The BJP held its second parliamentary board meeting in a week. What’s this all-powerful panel of which Karnataka leader BS Yediyurappa is a member but UP CM Yogi Adityanath is not?
The BJP’s Parliamentary Board meeting was held in New Delhi on Tuesday. It was the second board meeting of the party in a week.
The meetings of the top decision-making of the party assume importance against the backdrop of just-concluded assembly elections in Gujarat and Himachal Pradesh as well as the polls scheduled in many states next year.
The meeting was called to discuss the poll strategy and agenda.
WHAT IS ITS ROLE?
All the members, mostly 11, of the board are appointed by the BJP chief.
The board is the governing body of the BJP which takes day-to-day decisions on behalf of the National Executive.
The board supervises the activities of the parliamentary and legislative groups of the party. It monitors the organisational units below the National Executive and suggests ways to improve their performance.
The board is entrusted with the responsibility to pick CM faces ahead of elections. It decides who has to be promoted, who to be given additional responsibilities and who to be shifted. It also takes the decision on ticket distribution before polls. The board members are also an integral part of the BJP central election committee.
The board members can amend, add or delete provisions to the party’s constitution.
In August this year, the BJP restructured its parliamentary board after eight years and inducted new members. Former Karnataka Chief Minister BS Yediyurappa was included in the board, while Union minister Nitin Gadkari and Madhya Pradesh CM Shivraj Singh Chouhan were dropped.
Along with Yediyurappa, the other new faces in the board were Sarbananda Sonowal, ex-Assam CM and prominent tribal leader; Sudha Yadav, a former Haryana MP; K Laxman, Telangana OBC face; Iqbal Singh Lalpura, minorities panel chief and Satyanarayan Jatia, a Dalit, labour leader and poet.
The other members in the board are Jagat Prakash Nadda, BJP National President; Narendra Modi, Prime Minister; Rajnath Singh, Cabinet Minister; Amit Shah, Cabinet Minister and BL Santhosh, National General Secretary (Organisation).
A senior BJP leader had reportedly said: “Party chief (Nadda) has changed the parameters while reconstituting the board. He has aimed to make it more inclusive, representing experience and the symbolism of caste.”
YEDIYURAPPA’S INDUCTION
Lingayat strongman Yediyurappa’s induction came after there were talks that the former Karnataka CM was being cold-shouldered by the party. The robust support base of Lingayats worked in Yediyurappa’s favour and all rumours of his alienation from the party were quashed.

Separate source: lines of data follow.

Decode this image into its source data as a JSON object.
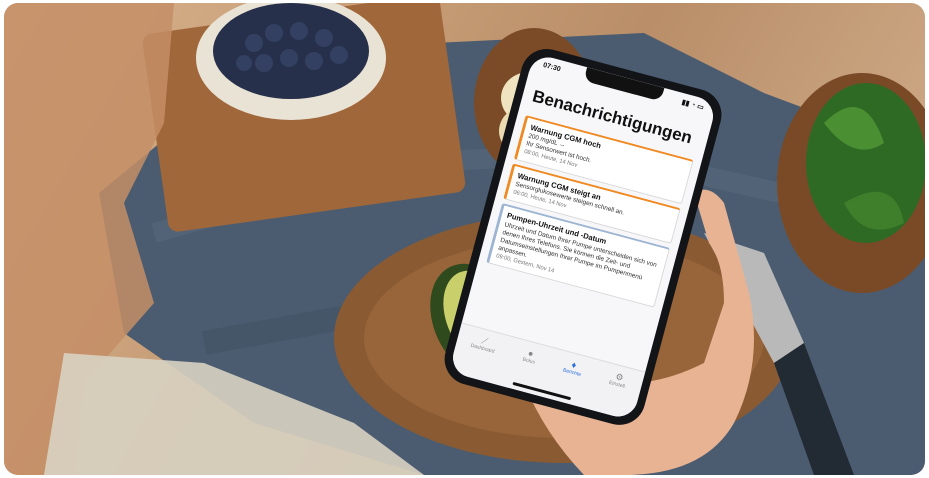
{
  "phone": {
    "time": "07:30",
    "screen_title": "Benachrichtigungen",
    "notifications": [
      {
        "title": "Warnung CGM hoch",
        "lines": [
          "200 mg/dL →",
          "Ihr Sensorwert ist hoch."
        ],
        "meta": "08:00, Heute, 14 Nov"
      },
      {
        "title": "Warnung CGM steigt an",
        "lines": [
          "Sensorglukosewerte steigen schnell an."
        ],
        "meta": "06:00, Heute, 14 Nov"
      },
      {
        "title": "Pumpen-Uhrzeit und -Datum",
        "lines": [
          "Uhrzeit und Datum Ihrer Pumpe unterscheiden sich von denen Ihres Telefons. Sie können die Zeit- und Datumseinstellungen Ihrer Pumpe im Pumpenmenü anpassen."
        ],
        "meta": "09:00, Gestern, Nov 14"
      }
    ],
    "tabs": [
      {
        "label": "Dashboard",
        "icon": "chart-icon"
      },
      {
        "label": "Bolus",
        "icon": "drop-icon"
      },
      {
        "label": "Berichte",
        "icon": "bell-icon"
      },
      {
        "label": "Einstell.",
        "icon": "gear-icon"
      }
    ],
    "active_tab": "Berichte"
  },
  "colors": {
    "warning": "#f08a24",
    "info": "#9db5d2",
    "accent": "#2b6ee0"
  }
}
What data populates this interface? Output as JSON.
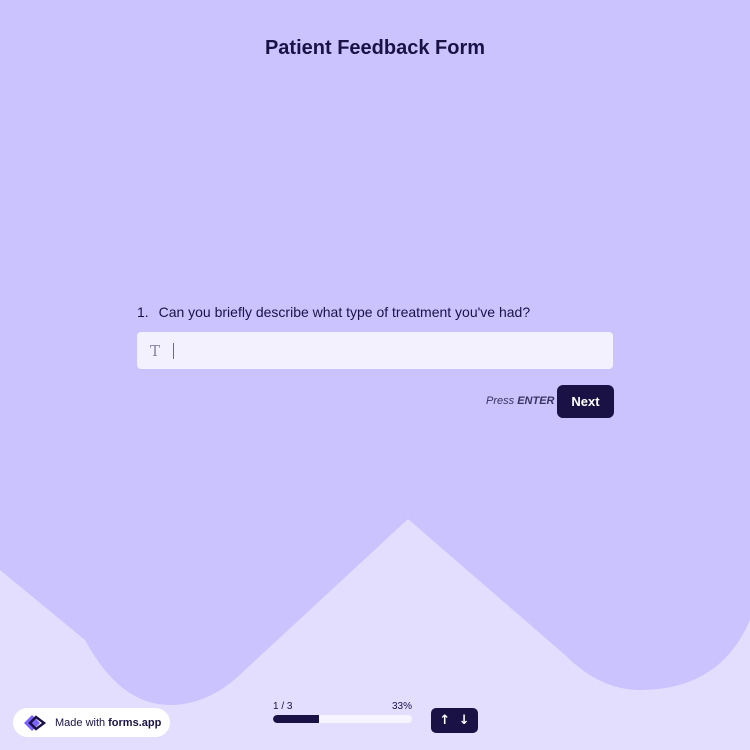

The 79-year-old has already announced that his younger son BY Vijayendra will replace him and contest from the Shikaripura Assembly constituency in the Shimogga district in the Karnataka elections next year. His elder son BY Raghavendra is a BJP Lok Sabha MP.
On August 4, Amit Shah met Yediyurappa to discuss the agenda of the 2023 Assembly polls while he was on a visit to Bengaluru. It then became apparent that the Karnataka BJP heavyweight will be given a prominent position. Despite simmering differences with him, Chief Minister Basavaraj Bommai hailed his inclusion in the central parliamentary board.
The BJP has high stakes in the approaching Karnataka polls, and Yediyurappa’s elevation is seen as a step to prevent him from drifting away from the party. The elevation was also a strategy to offer balm the rancour that he harboured after being removed from the CM’s post.
Currently, there is no chief minister on the board. Speculation was rife that Uttar Pradesh CM Yogi Adityanath would be inducted. But that was not to be. His exclusion raised many hackles. Yogi himself remained quiet over the matter. Chouhan too was dropped.
It was in 2014 that the last parliamentary board list was drawn. Then Gujarat CM Narendra Modi was inducted in the board, which was a sign that the party was looking for a bigger role for him. The rest is history.
Yogi’s popularity and power has been growing since he formed a BJP government in 2017 in the largest state of India. He repeated the feat in 2022, which no other CM could in the last 36 years. He may have not been given a berth on the board, but that doesn’t reduce him just to a CM.